Problem is, how could they prove if you were gay or not and wanted to participate in the games. A straight guy could get in there and sweep the floor with all the pansy asses there.
To begin with straights are welcome. It says so right in the welcome page. Right in the quote I pasted into my last message. Now on top of that. I'll race you any time on bicycle. If you are a USCF Category 2 or 3 racer I will keep up with you for quite a while. Anything below that & you will be seeing my backside most of the time if you do keep up with me. Or how are you at karate? I don't study right now but I have a bag full of trophies that my kids love to drag out & show their friends that I won in tournaments from sparring. I'm just one example that happens to be a bi genderqueer. There are plenty of very fit atheletes that aren't straight. Many much better at their discipline than I am.
Comments like this are the very reason why the Gay Games are a good idea. I'm not athletically gifted myself, but there are lots of gay men and lesbians and bisexuals and transfolks who are very athletic. Believe me, they could sweep the floor with lots of straight boys.
i mean like how could you even say that? thats just so stupid. everyones different, but everyone can still be just as good as anyone else.
This is the most stupid thing I've ever heard. Gay olymyics? The implication being, like with the paralympics, that gays need special games because they can't be expected to compete with straight people? Grrrrrrreat! That's just what you need!

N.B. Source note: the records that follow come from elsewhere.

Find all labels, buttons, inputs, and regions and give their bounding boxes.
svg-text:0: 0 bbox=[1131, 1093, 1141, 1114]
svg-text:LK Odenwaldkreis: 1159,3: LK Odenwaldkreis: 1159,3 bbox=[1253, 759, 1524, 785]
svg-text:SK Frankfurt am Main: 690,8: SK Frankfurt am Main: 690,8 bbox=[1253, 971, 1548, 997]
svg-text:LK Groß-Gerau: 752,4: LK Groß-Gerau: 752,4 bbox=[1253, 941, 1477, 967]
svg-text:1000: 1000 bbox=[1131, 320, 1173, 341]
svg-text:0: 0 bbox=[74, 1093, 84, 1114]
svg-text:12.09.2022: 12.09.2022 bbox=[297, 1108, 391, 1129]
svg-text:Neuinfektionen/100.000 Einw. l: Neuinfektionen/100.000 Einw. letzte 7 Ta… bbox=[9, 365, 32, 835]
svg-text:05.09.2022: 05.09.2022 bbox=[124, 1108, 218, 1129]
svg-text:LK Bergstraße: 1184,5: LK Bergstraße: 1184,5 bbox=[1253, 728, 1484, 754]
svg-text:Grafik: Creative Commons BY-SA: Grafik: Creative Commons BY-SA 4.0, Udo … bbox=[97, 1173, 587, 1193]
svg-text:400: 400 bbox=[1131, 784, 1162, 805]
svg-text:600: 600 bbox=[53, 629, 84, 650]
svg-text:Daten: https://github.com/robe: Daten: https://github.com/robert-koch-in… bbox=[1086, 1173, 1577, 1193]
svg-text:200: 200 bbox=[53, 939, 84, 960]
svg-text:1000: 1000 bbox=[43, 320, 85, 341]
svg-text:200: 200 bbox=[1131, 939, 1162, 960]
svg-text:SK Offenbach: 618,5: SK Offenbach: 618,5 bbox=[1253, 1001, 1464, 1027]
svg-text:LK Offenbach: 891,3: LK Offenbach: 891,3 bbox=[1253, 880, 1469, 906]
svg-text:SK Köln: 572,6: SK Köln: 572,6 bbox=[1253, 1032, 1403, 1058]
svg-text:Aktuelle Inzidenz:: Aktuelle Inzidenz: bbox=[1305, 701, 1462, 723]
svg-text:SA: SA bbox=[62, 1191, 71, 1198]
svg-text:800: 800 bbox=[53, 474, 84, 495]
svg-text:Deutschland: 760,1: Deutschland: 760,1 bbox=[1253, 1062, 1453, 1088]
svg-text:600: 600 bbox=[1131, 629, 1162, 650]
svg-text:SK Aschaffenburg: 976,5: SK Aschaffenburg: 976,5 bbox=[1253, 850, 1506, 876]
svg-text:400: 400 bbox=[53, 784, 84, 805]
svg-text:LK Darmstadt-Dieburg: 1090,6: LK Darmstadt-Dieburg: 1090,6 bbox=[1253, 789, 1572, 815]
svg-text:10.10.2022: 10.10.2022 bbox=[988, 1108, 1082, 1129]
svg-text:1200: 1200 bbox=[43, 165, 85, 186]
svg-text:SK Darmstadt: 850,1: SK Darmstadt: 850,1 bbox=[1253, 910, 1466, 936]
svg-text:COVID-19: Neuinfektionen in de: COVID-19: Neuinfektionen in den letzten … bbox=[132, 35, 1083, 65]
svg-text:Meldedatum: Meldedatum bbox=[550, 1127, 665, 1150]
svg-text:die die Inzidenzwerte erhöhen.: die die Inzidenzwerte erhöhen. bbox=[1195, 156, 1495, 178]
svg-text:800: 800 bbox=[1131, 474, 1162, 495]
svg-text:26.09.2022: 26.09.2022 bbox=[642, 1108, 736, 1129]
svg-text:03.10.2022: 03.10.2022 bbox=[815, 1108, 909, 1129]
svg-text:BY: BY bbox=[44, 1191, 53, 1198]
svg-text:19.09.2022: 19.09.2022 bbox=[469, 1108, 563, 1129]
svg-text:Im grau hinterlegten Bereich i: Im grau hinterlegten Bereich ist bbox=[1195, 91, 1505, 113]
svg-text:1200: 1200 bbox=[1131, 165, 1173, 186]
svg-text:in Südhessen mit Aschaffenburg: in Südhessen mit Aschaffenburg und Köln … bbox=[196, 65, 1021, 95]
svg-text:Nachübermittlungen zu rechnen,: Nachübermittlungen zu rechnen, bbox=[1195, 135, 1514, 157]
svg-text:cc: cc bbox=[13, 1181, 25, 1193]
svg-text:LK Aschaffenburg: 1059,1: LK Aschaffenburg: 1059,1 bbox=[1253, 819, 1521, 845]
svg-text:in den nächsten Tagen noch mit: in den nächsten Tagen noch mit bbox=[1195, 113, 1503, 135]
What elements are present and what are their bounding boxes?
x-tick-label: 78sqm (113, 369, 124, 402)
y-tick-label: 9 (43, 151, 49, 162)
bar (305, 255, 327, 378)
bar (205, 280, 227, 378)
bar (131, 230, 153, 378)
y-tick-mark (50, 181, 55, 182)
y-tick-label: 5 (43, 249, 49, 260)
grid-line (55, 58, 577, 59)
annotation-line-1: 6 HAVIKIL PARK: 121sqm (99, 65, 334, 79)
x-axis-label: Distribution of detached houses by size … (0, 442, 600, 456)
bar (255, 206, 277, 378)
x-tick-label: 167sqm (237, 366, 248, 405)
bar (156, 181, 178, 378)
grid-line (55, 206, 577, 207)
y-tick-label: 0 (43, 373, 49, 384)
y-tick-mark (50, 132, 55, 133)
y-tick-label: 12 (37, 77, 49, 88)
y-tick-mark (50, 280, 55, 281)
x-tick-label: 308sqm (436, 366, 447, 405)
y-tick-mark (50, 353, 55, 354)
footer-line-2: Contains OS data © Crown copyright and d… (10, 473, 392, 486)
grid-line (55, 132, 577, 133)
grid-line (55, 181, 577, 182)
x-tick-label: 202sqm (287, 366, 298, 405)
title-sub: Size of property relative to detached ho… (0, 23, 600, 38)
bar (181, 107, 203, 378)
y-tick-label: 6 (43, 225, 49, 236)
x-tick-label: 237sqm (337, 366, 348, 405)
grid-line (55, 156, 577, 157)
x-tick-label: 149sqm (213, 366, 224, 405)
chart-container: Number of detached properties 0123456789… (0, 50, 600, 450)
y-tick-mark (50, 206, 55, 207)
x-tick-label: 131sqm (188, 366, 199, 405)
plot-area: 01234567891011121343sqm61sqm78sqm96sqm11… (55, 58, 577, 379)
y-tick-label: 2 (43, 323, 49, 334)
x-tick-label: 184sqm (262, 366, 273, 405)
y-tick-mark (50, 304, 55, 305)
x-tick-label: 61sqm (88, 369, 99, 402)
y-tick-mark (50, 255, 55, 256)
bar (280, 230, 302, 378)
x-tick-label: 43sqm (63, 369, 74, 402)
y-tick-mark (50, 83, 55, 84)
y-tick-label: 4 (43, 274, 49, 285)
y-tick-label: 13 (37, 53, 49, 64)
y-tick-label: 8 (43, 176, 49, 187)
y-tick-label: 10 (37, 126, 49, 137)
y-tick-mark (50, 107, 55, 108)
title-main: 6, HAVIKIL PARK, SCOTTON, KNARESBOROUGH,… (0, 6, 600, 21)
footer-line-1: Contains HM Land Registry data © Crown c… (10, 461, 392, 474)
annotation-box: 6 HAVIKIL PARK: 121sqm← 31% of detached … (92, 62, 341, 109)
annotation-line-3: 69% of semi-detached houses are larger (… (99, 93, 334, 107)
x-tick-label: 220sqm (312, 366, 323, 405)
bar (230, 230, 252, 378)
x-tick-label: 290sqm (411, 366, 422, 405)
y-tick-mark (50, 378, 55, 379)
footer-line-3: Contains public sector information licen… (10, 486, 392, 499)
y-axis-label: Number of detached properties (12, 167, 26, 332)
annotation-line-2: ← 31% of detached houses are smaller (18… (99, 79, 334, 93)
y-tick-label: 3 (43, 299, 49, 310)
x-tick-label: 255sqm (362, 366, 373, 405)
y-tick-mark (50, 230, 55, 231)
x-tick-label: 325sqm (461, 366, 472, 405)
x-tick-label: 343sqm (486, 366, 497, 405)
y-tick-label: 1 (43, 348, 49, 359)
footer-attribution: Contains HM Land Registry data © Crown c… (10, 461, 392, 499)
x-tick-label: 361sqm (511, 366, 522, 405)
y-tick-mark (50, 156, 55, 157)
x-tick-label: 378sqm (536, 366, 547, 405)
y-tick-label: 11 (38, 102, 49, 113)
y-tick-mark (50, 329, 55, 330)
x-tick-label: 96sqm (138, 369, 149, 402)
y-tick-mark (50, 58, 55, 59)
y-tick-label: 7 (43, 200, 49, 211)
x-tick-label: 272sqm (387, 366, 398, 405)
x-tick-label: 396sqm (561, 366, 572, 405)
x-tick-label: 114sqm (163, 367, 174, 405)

Because gay and lesbian athletes, particularly gay men, could no longer stand enduring the vicious -- and often violent -- homophobia expressed by straight athletes. Greg Louganis, a gold medal-winning swimmer at the 1992 Olympics in Barcelona, did not come out of the closet until after the games, because of intense homophobia by teammate Matt Biondi. Violent homophobia remains firmly entrenched in the locker room. Athletics and the military are the last bastions of male machismo in this country. -- Skeeter
So surely that means it's the job of gay athletes to break down those barriers? Taking your ball and starting your own game isn't the way to do it... Negro leagues, anyone?
Breaking down barriers, in this case, is not practical when you're being pummeled by a gang of straight guys who are so insecure about their masculinity that they feel compelled to beat the crap out of you in order to validate it. -- Skeeter
Riiiiight.... Of course. Daddy, daddy! The big nasty straight men were bullying me! Wah! Wah! Aahahahahahah.